Katy Perry made her comeback to the big stage, with her last album release, ‘Prism’, coming in the fourth quarter of 2013. Now back and blonde, Perry took the stage to perform her new single, Chained to the Rhythm, from her highly anticipated fourth album. Perry’s performance was one of the most political of the night, donning rose-colored glasses and a visual of the United States Constitution. The entire set was a new vibe for Perry, and one of the best performances of the night.
Lady Gaga teamed up with Metallica to hit the Grammys stage. Although some technical difficulties were lackluster to the performance, the duo brought a new energy. Coming off of her stellar Super Bowl halftime show, Gaga proved that she is a multi-dimensional talent. She fit well with the rock-centric Metallica, crowd surfing and dancing in-step with the atmosphere.

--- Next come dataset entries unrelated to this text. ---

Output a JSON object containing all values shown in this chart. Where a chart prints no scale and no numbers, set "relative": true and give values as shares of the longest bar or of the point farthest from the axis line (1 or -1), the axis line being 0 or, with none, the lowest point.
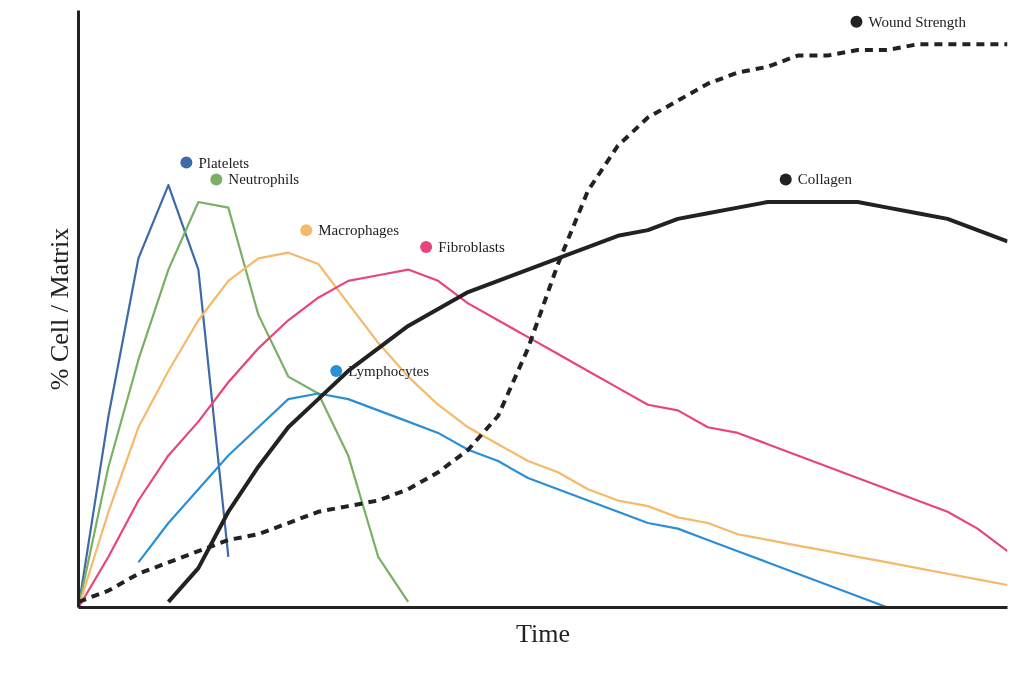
{
  "chart_data": {
    "type": "line",
    "relative": true,
    "xlabel": "Time",
    "ylabel": "% Cell / Matrix",
    "grid": false,
    "legend": "top",
    "categories": [
      null,
      null,
      null,
      null,
      null,
      null,
      null,
      null,
      null,
      null,
      null,
      null,
      null,
      null,
      null,
      null,
      null,
      null,
      null,
      null,
      null,
      null,
      null,
      null,
      null,
      null,
      null,
      null,
      null,
      null,
      null,
      null
    ],
    "series": [
      {
        "name": "Platelets",
        "color": "#3f6aa8",
        "values": [
          0,
          0.34,
          0.62,
          0.75,
          0.6,
          0.09,
          null,
          null,
          null,
          null,
          null,
          null,
          null,
          null,
          null,
          null,
          null,
          null,
          null,
          null,
          null,
          null,
          null,
          null,
          null,
          null,
          null,
          null,
          null,
          null,
          null,
          null
        ]
      },
      {
        "name": "Neutrophils",
        "color": "#79b064",
        "values": [
          0,
          0.25,
          0.44,
          0.6,
          0.72,
          0.71,
          0.52,
          0.41,
          0.38,
          0.27,
          0.09,
          0.01,
          null,
          null,
          null,
          null,
          null,
          null,
          null,
          null,
          null,
          null,
          null,
          null,
          null,
          null,
          null,
          null,
          null,
          null,
          null,
          null
        ]
      },
      {
        "name": "Macrophages",
        "color": "#f5b96a",
        "values": [
          0,
          0.17,
          0.32,
          0.42,
          0.51,
          0.58,
          0.62,
          0.63,
          0.61,
          0.54,
          0.47,
          0.41,
          0.36,
          0.32,
          0.29,
          0.26,
          0.24,
          0.21,
          0.19,
          0.18,
          0.16,
          0.15,
          0.13,
          0.12,
          0.11,
          0.1,
          0.09,
          0.08,
          0.07,
          0.06,
          0.05,
          0.04
        ]
      },
      {
        "name": "Fibroblasts",
        "color": "#e8457a",
        "values": [
          0,
          0.09,
          0.19,
          0.27,
          0.33,
          0.4,
          0.46,
          0.51,
          0.55,
          0.58,
          0.59,
          0.6,
          0.58,
          0.54,
          0.51,
          0.48,
          0.45,
          0.42,
          0.39,
          0.36,
          0.35,
          0.32,
          0.31,
          0.29,
          0.27,
          0.25,
          0.23,
          0.21,
          0.19,
          0.17,
          0.14,
          0.1
        ]
      },
      {
        "name": "Lymphocytes",
        "color": "#2b8fd6",
        "values": [
          null,
          null,
          0.08,
          0.15,
          0.21,
          0.27,
          0.32,
          0.37,
          0.38,
          0.37,
          0.35,
          0.33,
          0.31,
          0.28,
          0.26,
          0.23,
          0.21,
          0.19,
          0.17,
          0.15,
          0.14,
          0.12,
          0.1,
          0.08,
          0.06,
          0.04,
          0.02,
          0,
          null,
          null,
          null,
          null
        ]
      },
      {
        "name": "Collagen",
        "color": "#222222",
        "values": [
          null,
          null,
          null,
          0.01,
          0.07,
          0.17,
          0.25,
          0.32,
          0.37,
          0.42,
          0.46,
          0.5,
          0.53,
          0.56,
          0.58,
          0.6,
          0.62,
          0.64,
          0.66,
          0.67,
          0.69,
          0.7,
          0.71,
          0.72,
          0.72,
          0.72,
          0.72,
          0.71,
          0.7,
          0.69,
          0.67,
          0.65
        ]
      },
      {
        "name": "Wound Strength",
        "color": "#222222",
        "line_style": "dashed",
        "values": [
          0.01,
          0.03,
          0.06,
          0.08,
          0.1,
          0.12,
          0.13,
          0.15,
          0.17,
          0.18,
          0.19,
          0.21,
          0.24,
          0.28,
          0.34,
          0.46,
          0.61,
          0.74,
          0.82,
          0.87,
          0.9,
          0.93,
          0.95,
          0.96,
          0.98,
          0.98,
          0.99,
          0.99,
          1.0,
          1.0,
          1.0,
          1.0
        ]
      }
    ]
  }
}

Bruno Mars performed twice, performing tracks from his latest record ‘24K Magic,’ along with a Prince tribute. His first performance was one that ladies loved, including Jennifer Lopez from the audience. Mars has a way of presenting himself sensually and stylistically in bold form. His Prince tribute could have gone wrong, but turned out to be oh so right.
The nights most inspired and politically charged performance came from A Tribe Called Quest and Anderson .Paak. The set presented a medley of hits from the group, along with a remembrance of ATCQ’s late member, Phife Dawg. The performance featured dancers in police uniforms, a procession of people in hijabs, and a “resist” chant.
Music’s biggest night was filled with A-list stars for the first time in a while, and the show proved that. The performances were the best in recent memory. The general feel of the show brought welcome inspiration and passion to the viewers and audience alike, reminding us that music still can change the world.